Context: These are iOS app store reviews from May 2026, after a checkout outage on May 12.
Constraints: Separate issues into four buckets — product, service, app, pricing.
  Ignore non-English text. Flag any single review verbatim if it threatens
  regulatory action or names a specific employee.
Examples:
  [Review A] → { topic: "app", evidence: "checkout crashed", severity: 4 }
  [Review B] → { topic: "service", evidence: "rude barista", severity: 2 }
Output: JSON array of { topic, evidence_quotes, severity (1-5), suggested_action }.

Reviews:
1. ...
2. ...

Three things to notice:

  • The bad prompt asks for a task. The good prompt asks for the same task with the surrounding context filled in.
  • The good prompt is not cleverly phrased. It is exactly as long as it needs to be. The information it carries is what does the work.
  • The output format is non-negotiable. If the team will parse JSON downstream, the prompt should commit to JSON up front. §16.2 covers the structured-output mechanics that enforce this.

Phrasing Barely Matters

A specific empirical finding from the GABRIEL paper, repeated here because it changes how managers should think about effort:

Once the construct is clearly defined, the exact wording of the prompt matters very little. 100 dramatically different phrasings of the same task — from terse 32-word telegrams to 563-word Shakespearean prose — produced 0.76–0.98 correlation with the baseline prompt across attributes.

The implication for prompt engineering: stop optimizing prose; start optimizing the brief. Pour time into the questions that move the answer:

  • What is the task, exactly?
  • What is the construct, exactly?
  • What output format do downstream systems require?
  • What edge cases need flagging?

Don't pour it into choosing between "please" and "kindly," hunting for the magic emoji, or rewriting the role for the seventh time. The slot model gives a structure; the structure carries the information; the phrasing carries almost nothing.


Patterns Worth Knowing

A few prompt patterns recur in production. Briefly:

Few-shot examples. A few labelled input/output pairs in the prompt. The model uses them to infer the pattern. Especially valuable when the task is ambiguous or when the output format is unusual. Two examples is often enough; ten is rarely necessary.

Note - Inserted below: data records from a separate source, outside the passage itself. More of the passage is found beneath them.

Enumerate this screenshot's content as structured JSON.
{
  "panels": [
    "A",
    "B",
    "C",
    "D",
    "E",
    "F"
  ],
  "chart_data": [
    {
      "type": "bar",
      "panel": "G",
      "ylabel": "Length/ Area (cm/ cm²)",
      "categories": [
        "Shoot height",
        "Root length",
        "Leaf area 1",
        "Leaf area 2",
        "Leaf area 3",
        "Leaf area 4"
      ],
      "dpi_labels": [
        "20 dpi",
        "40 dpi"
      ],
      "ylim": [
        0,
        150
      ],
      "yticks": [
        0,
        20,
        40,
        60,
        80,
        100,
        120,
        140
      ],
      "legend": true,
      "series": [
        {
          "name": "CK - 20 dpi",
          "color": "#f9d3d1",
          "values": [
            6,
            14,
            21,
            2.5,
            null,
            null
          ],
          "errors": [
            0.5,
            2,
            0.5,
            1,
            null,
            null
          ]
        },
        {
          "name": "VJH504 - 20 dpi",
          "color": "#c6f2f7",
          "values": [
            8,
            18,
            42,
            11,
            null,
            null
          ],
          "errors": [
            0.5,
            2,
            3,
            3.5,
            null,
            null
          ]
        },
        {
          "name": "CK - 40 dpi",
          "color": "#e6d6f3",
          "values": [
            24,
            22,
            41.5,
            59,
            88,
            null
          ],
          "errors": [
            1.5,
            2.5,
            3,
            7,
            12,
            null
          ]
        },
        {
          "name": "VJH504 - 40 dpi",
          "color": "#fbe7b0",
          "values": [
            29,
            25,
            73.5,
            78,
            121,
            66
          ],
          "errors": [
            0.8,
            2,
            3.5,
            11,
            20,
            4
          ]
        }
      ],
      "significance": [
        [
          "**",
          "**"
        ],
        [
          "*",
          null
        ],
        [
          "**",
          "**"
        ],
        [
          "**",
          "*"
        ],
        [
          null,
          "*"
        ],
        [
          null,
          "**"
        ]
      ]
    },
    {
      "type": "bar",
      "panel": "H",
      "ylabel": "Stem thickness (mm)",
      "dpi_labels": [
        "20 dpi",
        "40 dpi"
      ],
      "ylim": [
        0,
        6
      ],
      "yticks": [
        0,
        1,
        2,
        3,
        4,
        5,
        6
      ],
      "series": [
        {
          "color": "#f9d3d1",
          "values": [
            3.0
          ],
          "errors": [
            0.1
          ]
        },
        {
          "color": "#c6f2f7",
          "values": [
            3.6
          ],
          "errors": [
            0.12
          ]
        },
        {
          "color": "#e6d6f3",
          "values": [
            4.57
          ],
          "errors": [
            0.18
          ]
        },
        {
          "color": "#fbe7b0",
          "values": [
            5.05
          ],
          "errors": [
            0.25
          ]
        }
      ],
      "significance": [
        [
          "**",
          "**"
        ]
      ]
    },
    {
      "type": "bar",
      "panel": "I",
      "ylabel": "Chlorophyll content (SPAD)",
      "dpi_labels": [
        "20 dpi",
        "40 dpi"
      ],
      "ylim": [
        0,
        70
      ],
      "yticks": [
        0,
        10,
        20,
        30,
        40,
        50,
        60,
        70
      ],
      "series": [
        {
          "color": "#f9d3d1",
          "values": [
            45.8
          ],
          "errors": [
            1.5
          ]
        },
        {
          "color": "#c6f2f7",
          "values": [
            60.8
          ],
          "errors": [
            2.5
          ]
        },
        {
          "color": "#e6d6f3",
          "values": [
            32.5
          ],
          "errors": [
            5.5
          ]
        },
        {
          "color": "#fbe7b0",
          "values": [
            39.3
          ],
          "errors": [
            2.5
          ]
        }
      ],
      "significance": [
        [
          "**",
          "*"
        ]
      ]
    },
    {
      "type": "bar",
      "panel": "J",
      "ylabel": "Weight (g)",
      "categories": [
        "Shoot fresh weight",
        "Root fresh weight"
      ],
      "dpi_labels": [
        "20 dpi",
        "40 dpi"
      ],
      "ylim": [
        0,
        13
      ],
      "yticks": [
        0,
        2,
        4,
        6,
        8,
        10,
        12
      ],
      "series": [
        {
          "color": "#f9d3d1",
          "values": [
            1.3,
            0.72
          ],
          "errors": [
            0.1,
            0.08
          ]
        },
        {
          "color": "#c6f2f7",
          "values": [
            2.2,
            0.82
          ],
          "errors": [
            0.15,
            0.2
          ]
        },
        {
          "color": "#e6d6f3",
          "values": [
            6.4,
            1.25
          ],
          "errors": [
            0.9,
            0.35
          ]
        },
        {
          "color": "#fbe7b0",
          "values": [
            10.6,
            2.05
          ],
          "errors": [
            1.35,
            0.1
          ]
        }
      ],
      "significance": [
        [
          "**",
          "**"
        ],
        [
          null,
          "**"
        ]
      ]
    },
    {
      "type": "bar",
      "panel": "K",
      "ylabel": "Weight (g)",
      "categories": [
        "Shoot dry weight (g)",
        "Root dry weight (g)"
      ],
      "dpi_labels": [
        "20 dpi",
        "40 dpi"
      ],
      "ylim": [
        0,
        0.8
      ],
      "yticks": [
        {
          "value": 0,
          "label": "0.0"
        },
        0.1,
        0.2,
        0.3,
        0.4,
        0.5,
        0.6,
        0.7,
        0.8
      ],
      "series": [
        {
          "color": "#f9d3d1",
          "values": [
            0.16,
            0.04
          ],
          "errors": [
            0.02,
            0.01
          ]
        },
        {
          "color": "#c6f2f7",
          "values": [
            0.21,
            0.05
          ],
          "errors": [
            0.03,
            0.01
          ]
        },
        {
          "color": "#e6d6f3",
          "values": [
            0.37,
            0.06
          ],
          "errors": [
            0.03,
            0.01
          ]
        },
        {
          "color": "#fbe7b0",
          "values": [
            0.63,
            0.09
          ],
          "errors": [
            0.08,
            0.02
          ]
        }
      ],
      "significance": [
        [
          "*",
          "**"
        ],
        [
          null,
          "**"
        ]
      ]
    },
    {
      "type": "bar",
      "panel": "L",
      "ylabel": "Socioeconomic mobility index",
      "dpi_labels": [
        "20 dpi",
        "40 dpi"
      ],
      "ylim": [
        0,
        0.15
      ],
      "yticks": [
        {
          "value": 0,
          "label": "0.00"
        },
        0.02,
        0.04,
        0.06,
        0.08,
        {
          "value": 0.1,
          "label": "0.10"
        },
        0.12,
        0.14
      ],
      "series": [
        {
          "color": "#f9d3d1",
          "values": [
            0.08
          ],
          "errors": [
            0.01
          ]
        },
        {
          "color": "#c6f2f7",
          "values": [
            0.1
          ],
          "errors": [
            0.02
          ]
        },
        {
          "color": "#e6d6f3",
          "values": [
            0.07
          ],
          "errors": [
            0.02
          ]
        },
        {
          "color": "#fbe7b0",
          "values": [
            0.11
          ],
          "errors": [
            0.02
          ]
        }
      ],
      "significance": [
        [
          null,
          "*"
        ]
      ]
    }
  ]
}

Chain of thought. Asking the model to "think step by step" before answering. Boosts performance on multi-step reasoning tasks. For modern reasoning models this is built-in; for fast models it can be the difference between a wrong and a right answer on a tricky task.

Role + persona. Setting the model's identity ("You are a 20-year auditor with experience in industrial accounting...") biases its tone, vocabulary, and what it treats as relevant. Effect sizes vary; useful when the task has a strong domain flavor.

System vs. user message. Most APIs distinguish system prompts (instructions from the developer) from user prompts (the actual query). Constraints, role, and output format go in the system prompt; the input data goes in the user prompt.

Refusal patterns. Adding "If you cannot answer from the provided context, say 'I don't have that information.'" The single most effective hallucination-reduction trick for RAG and similar grounded systems.


Iteration: A Cheap Loop

Prompt design is fast. A team can iterate through ten variants in an hour. The right loop:

  1. Write the prompt with all six slots filled.
  2. Run on a small evaluation set (20–50 cases that cover the easy, medium, and hard cases).
  3. Read the failures.
  4. Adjust — usually the constraints or examples slot, not the task.
  5. Re-run.

After three or four iterations the prompt is usually stable. Continuing beyond that rarely pays off — and as the GABRIEL finding shows, doesn't move the needle much.